William Wesley Gist

English Faculty

                      William Gist In Memoriam Dr. William Wesley Gist, for twenty-four years a member of the Iowa State Teachers College faculty, died suddenly last Friday morning, June 8, 1923, a few hours after his return from Fort Dodge, where he was elected and installed Commander of the Iowa Department of the Grand Army of the Republic. Dr. Gist was born on February 28, 1849, in Starr Township, Ohio. He was the son of Charles Wesley and Malinda Wilson Gist. He graduated from the University of Ohio and later attended Union Seminary. He entered the ministry, but soon became a college professor.
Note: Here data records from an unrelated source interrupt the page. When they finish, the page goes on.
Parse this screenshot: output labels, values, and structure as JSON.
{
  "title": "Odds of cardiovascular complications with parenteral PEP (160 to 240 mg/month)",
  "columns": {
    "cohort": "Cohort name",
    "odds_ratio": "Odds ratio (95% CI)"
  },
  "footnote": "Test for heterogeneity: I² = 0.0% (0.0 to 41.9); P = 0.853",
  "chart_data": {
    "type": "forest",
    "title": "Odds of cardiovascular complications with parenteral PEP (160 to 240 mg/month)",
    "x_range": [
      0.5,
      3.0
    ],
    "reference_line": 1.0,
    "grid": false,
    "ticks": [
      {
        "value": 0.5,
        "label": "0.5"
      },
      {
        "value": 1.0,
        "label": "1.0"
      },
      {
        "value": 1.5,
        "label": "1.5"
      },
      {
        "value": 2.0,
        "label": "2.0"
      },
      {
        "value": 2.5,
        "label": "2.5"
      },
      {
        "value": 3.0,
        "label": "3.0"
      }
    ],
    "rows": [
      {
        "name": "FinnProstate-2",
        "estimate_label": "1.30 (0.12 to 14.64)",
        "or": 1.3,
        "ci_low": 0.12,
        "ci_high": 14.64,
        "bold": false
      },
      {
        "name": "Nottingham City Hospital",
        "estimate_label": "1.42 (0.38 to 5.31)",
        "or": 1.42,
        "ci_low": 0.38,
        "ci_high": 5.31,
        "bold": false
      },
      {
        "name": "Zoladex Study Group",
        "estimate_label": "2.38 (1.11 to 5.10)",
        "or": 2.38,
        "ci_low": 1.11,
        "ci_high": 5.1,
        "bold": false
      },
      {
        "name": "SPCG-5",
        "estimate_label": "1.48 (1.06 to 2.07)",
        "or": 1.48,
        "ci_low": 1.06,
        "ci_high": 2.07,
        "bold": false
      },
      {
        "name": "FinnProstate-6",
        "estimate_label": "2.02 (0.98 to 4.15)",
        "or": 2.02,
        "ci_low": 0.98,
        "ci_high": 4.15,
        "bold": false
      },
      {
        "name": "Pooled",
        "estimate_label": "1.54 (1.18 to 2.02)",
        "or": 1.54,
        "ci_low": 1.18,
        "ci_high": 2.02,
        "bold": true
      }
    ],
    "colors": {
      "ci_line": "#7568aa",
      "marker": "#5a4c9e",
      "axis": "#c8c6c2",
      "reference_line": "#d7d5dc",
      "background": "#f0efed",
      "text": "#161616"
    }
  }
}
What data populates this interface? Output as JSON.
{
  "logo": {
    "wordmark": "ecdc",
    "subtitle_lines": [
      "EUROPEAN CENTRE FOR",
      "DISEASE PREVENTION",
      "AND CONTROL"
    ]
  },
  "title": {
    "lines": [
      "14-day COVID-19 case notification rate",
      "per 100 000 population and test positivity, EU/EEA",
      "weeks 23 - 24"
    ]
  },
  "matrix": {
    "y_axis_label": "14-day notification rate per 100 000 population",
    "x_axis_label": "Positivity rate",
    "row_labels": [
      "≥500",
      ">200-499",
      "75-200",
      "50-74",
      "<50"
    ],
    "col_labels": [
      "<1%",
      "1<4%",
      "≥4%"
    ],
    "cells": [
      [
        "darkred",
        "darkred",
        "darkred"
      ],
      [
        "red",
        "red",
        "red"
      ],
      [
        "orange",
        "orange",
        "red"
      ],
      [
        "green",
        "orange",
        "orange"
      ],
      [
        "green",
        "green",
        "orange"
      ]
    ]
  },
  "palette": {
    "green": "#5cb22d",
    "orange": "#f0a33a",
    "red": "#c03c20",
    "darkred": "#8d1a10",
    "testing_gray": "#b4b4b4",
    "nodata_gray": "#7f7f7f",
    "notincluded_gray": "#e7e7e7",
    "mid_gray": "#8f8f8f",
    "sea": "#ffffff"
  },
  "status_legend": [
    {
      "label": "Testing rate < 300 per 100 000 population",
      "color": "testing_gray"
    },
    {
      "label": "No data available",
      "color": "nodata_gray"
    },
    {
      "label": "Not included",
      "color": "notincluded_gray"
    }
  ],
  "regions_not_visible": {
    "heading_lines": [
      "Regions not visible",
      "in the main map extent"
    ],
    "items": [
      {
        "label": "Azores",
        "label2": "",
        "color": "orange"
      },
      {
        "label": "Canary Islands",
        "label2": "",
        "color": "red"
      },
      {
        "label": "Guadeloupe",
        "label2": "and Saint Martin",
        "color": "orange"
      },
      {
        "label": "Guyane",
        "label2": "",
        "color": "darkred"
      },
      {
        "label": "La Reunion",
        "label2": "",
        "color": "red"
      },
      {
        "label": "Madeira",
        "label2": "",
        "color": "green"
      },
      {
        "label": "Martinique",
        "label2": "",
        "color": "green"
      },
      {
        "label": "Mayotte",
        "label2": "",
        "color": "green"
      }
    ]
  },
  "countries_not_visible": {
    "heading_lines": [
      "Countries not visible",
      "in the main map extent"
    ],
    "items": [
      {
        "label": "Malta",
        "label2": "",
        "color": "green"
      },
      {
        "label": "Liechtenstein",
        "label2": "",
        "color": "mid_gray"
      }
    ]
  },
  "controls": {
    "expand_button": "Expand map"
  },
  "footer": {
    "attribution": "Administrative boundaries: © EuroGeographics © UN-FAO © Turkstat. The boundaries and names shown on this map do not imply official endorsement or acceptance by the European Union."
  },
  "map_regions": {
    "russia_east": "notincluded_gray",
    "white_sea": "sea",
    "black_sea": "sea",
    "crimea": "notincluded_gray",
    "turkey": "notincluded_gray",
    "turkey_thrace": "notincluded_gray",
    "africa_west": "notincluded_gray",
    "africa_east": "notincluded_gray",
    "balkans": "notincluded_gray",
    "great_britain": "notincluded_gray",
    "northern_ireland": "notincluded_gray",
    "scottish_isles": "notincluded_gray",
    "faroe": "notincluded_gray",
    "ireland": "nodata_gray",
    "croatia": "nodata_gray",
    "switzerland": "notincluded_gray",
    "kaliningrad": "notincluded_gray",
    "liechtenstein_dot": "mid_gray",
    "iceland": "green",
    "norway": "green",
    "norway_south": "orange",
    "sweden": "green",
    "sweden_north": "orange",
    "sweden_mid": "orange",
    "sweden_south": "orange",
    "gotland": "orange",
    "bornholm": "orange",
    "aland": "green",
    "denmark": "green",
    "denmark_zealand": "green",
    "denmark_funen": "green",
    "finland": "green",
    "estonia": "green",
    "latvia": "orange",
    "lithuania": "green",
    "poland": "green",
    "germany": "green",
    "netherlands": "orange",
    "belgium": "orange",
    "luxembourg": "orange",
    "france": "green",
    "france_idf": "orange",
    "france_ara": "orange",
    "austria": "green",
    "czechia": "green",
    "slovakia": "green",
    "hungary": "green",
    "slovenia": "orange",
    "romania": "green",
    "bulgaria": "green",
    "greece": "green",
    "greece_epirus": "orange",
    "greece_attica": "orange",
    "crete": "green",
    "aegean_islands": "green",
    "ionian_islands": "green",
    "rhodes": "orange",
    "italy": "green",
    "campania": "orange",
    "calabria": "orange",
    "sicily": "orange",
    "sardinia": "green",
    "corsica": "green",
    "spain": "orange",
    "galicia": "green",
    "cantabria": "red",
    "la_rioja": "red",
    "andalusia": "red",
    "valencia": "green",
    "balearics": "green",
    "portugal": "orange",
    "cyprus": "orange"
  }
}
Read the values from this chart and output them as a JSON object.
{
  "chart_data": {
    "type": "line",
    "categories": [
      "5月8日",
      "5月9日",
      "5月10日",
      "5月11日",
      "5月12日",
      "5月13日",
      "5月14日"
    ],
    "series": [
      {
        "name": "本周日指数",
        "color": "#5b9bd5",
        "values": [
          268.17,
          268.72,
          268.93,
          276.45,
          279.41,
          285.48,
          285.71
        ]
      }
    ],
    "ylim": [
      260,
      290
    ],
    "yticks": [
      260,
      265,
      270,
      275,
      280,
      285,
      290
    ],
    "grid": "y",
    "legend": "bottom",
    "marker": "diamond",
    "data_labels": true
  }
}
On July 26, 1876, he married Lillian Jeannette Hurlburt in Youngstown, Ohio. Thay had eleven children: Ruth, Clarence Hurlburt, Charles Russell, Arthur Stanley, Nathan Howard, Julian Hurlburt, Ralph Hawthorne, Jean, Cecil Kinnison, William Wesley, and Marjorie. He was a member of the G. A. R. for over fifty years. He enlisted at the age of fifteen in the 26th Ohio Infantry and served under General Sherman in the Atlanta campaign. Subsequently, he served under General Thomas and was with the command sent to the Mexican border. Because he was a student of American history, his war experiences influenced him to write several articles on the Civil War. Professor Gist recorded historic facts concerning battles that made them interesting and valuable to read. Professor Gist was affiliated with the English Department, but was relieved from classroom work about a year ago. He gave his services primarily to students needing special attention and has in that capacity come into contact with a large number of students. He was ever willing to give an encouraging word or a helping hand to anyone, be he subcollegiate or senior. HIs influence has been felt throughout the college community, the city, and the state. He was held in high esteem universally, and the college, in particular, mourns his death. He has written two articles for the College Eye during the past year, which not only show his interest in student enterprises, but also showed he kept closely in touch with the affairs of the school, for the articles were written on timely subjects. He was vigorous to the last, and the report of his death came unexpectedly. Adapted from an article in the College Eye, June 15, 1923, page 1.